Alonso cabalgaba pálido y nervioso a entregar el encargo. Cuando vio aparecer ante él la figura imponente del castillo, las tripas se le retorcieron y por tres veces tuvo que apearse del caballo para dar cumplida cuenta de sus necesidades. Aún más lívido que al salir de casa, atravesó la inmensa puerta sin poder evitar lanzar una mirada al ancho y temido foso. Un criado lo llevó a través de pasillos conocidos hasta la amplia sala donde lo esperaba la condesa con dos de sus damas. Allí estaba ella, guiñándole un ojo con descaro, ante las risas cómplices de la condesa y de la otra dama.

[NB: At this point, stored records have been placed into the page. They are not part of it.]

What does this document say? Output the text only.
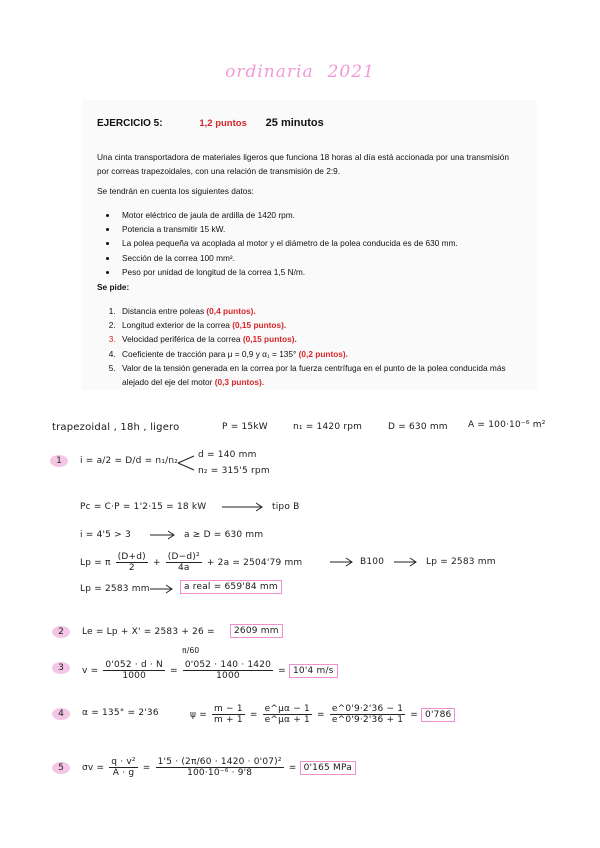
ordinaria 2021
EJERCICIO 5:	1,2 puntos 25 minutos
Una cinta transportadora de materiales ligeros que funciona 18 horas al día está accionada por una transmisión por correas trapezoidales, con una relación de transmisión de 2:9.
Se tendrán en cuenta los siguientes datos:
• Motor eléctrico de jaula de ardilla de 1420 rpm.
• Potencia a transmitir 15 kW.
• La polea pequeña va acoplada al motor y el diámetro de la polea conducida es de 630 mm.
• Sección de la correa 100 mm².
• Peso por unidad de longitud de la correa 1,5 N/m.
Se pide:
1. Distancia entre poleas (0,4 puntos).
2. Longitud exterior de la correa (0,15 puntos).
3. Velocidad periférica de la correa (0,15 puntos).
4. Coeficiente de tracción para μ = 0,9 y α₁ = 135° (0,2 puntos).
5. Valor de la tensión generada en la correa por la fuerza centrífuga en el punto de la polea conducida más alejado del eje del motor (0,3 puntos).
trapezoidal , 18h , ligero	P = 15kW	n₁ = 1420 rpm	D = 630 mm A = 100·10⁻⁶ m²
1	i = a/2 = D/d = n₁/n₂
d = 140 mm
n₂ = 315'5 rpm
Pc = C·P = 1'2·15 = 18 kW	tipo B
i = 4'5 > 3	a ≥ D = 630 mm
Lp = π $\frac{(D+d)}{2} + \frac{\text{(D−d)²}}{4a} + 2a = 2504'79$ mm	B100	Lp = 2583 mm
Lp = 2583 mm	a real = 659'84 mm
2	Le = Lp + X' = 2583 + 26 =	2609 mm
3
π/60
$v = \frac{0'052 \cdot d \cdot N}{1000} = \frac{0'052 \cdot 140 \cdot 1420}{1000} = 10'4$ m/s
4	α = 135° = 2'36	$\psi = \frac{m - 1}{m + 1} = \frac{e\^{}\mu\alpha - 1}{e\^{}\mu\alpha + 1} = \frac{e\^{}0'9\cdot 2'36 - 1}{e\^{}0'9\cdot 2'36 + 1} = 0'786$
5	$\sigma v = \frac{\text{q · v²}}{A \cdot g} = \frac{\text{1'5 · (2π/60 · 1420 · 0'07)²}}{\text{100·10⁻⁶ · 9'8}} = 0'165$ MPa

Alonso, ruborizado, con un sudor tibio y húmedo recorriendo su cuerpo, sacó, con manos temblorosas, los borceguís de la bolsa de tela adamascada y se los probó a la condesa. Ésta sonrió complacida mientras las damas lanzaban gritos de admiración ante la belleza y perfección del trabajo. La condesa se levantó y dio unos pasos, contemplando su calzado nuevo. Después, ordenó pagar a Alonso y retirarse a los criados, excepto a las dos damas.
--¿Has tomado alguna vez un baño, muchacho? --preguntó de pronto la condesa con una sonrisa pícara.
--Si, señora. A veces—respondió Alonso con timidez, desconcertado por la pregunta.
--Pues hoy tomarás uno muy especial. Sígueme.
La condesa pasó a un cuarto más pequeño, seguida de las dos damas y de Alonso. Allí había una especie de estanque con bordes de ladrillo, lleno de un agua transparente y caliente, a juzgar por el vaho que desprendía. Las damas despojaron a su señora de sus pesados ropajes mientras Alonso las observaba paralizado. Era una mujer hermosa, con la piel blanca y la carne tersa, que ya desnuda se introdujo en el agua. Las dos damas se dirigieron entonces hacia Alonso y, entre risas, le fueron quitando todas sus ropas. Después, tomándolo de ambas manos lo llevaron hasta su señora que, con una seña, le indicó que entrara en el agua. Alonso se metió en el estanque, temblando de frío y de miedo, sin poder quitar de su cabeza ni al jefe de la guardia ni al conde. Si lo encontraban allí seguro que no se contentaban con tirarlo al foso. Más bien lo torturarían, lo condenarían a una muerte cruel o lo dejarían pudrirse en el interior de un lúgubre calabozo.. Las dos damas, sin parar de reír, también se desnudaron para acompañarlos en su cálido baño. Las tres mujeres se acercaron a él y comenzaron a juguetear con el cuerpo desnudo del asustado muchacho. Alonso no tardó en dejarse atrapar en una telaraña gozosa que aceleraba sus latidos y agitaba su respiración. Cuando el cuerpo de la condesa se abrió a él como una ofrenda, Alonso la poseyó ya sin pensar en nada, hasta culminar en un estallido de placer.
Tras unas gruesas cortinas, el conde los espiaba con la cara enrojecida, las aletas de la nariz dilatadas, los músculos contraídos, a punto ya de explotar por las caricias ardientes y llenas de pasión del jefe de la guardia.